Nepal has significant potential to establish a green hydrogen industry due to its abundant hydropower resources, clean water access and increasing commitment to decarbonization. The economic assessment for Nepal’s green hydrogen production suggests that the country’s first commercial pilot project could be implemented at scales of 500 kW, 750 kW, 1 MW, or 2 MW, out of which the 2 MW facility stands out as the optimum and most economically viable choice so far. The output potential of a 2 MW facility is about 800 kg of green hydrogen daily. If all production is consumed, the project would achieve an internal rate of return (IRR) of 10–11 percent and a payback period (PBP) of 6–8 years under varying electricity tariffs from Rs 3 ($0.02) to Rs 11 ($0.08) per kWh.

The most immediate application of such a pilot project would be establishing a green hydrogen–fueled transportation ecosystem in Nepal. With a daily hydrogen production target of 800 kg, approximately 20 fuel-cell buses could be operated daily. This would replace diesel consumption and avoid around 1,956 tonnes of CO₂ emissions yearly, contributing to roughly 0.041 percent of Nepal’s total annual transport sector CO₂ emissions. While the electricity prices currently render the production prices of small to mid-scale plants to be on the higher side, these can be lowered substantially with the right subsidy policies, scaling up of technology and monetization of by-products. A phased approach, starting with strategically located 2 MW facilities near hydropower plants, can validate technical performance, establish market links and create a skilled workforce.

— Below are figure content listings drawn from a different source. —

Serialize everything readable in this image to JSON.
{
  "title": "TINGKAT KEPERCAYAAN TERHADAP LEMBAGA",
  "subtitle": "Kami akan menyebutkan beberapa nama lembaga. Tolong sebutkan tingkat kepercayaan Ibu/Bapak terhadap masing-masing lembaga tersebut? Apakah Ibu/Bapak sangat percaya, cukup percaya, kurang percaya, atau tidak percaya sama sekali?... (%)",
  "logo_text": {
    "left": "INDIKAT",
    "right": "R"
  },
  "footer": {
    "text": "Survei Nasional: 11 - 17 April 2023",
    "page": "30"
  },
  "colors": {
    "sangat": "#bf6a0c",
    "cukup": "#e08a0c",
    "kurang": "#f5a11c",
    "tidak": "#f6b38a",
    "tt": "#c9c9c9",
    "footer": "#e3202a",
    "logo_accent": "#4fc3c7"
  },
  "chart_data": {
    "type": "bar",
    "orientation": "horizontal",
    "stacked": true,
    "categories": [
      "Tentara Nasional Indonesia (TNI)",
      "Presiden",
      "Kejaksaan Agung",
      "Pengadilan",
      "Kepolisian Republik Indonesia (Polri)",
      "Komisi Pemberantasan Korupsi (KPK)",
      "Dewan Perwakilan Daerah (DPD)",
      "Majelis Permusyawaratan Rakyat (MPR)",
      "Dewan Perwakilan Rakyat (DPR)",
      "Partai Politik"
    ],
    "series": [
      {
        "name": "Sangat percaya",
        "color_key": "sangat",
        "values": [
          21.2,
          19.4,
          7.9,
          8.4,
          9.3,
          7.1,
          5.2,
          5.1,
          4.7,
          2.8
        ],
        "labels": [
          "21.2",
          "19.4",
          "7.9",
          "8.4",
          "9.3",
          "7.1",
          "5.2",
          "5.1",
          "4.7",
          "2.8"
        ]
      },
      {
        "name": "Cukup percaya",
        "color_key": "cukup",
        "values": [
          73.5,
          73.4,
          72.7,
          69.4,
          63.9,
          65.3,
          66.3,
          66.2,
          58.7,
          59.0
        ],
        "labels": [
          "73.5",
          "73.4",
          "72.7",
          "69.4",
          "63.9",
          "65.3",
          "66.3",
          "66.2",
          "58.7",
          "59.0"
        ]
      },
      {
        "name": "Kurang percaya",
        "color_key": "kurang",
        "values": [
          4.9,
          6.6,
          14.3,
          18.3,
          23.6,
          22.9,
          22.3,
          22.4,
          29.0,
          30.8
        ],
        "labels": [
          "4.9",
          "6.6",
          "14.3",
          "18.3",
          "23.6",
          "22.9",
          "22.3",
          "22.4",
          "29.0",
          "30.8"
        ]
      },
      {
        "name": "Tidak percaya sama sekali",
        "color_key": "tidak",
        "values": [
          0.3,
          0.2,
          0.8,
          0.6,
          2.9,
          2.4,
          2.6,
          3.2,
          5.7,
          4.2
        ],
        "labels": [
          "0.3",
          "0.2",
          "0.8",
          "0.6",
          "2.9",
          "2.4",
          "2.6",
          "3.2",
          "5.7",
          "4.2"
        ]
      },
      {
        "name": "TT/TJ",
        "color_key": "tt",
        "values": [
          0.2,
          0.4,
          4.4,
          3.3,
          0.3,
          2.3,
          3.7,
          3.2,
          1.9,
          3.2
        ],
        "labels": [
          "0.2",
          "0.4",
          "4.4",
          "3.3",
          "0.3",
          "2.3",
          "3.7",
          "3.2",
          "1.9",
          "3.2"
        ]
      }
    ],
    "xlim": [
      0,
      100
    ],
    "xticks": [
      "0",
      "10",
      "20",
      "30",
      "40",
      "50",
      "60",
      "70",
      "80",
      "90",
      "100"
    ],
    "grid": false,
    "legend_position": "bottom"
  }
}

As global costs decline and demand rises, Nepal can scale production to tap into regional export markets, particularly India, Bangladesh and other South Asian nations transitioning to cleaner energy.

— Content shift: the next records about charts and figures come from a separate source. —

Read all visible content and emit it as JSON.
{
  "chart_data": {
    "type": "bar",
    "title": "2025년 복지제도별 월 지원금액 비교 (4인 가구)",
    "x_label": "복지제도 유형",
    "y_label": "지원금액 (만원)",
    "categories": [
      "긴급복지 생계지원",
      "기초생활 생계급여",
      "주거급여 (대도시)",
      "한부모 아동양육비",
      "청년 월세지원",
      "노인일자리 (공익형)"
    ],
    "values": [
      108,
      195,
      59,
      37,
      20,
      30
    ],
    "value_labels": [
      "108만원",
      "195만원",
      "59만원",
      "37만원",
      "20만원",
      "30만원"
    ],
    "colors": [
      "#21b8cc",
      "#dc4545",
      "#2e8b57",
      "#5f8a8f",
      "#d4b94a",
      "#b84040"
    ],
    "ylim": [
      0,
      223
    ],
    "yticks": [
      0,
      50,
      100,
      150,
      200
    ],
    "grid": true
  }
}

Green hydrogen not only offers a pathway to reduce Nepal’s fossil fuel imports and improve energy security but also positions the country as a potential exporter in a rapidly expanding global market. With supportive policies, public–private partnerships and infrastructure investments, green hydrogen could become a pillar of Nepal’s energy strategy, contributing to economic growth and the nation’s commitment to achieving net-zero emissions by 2045.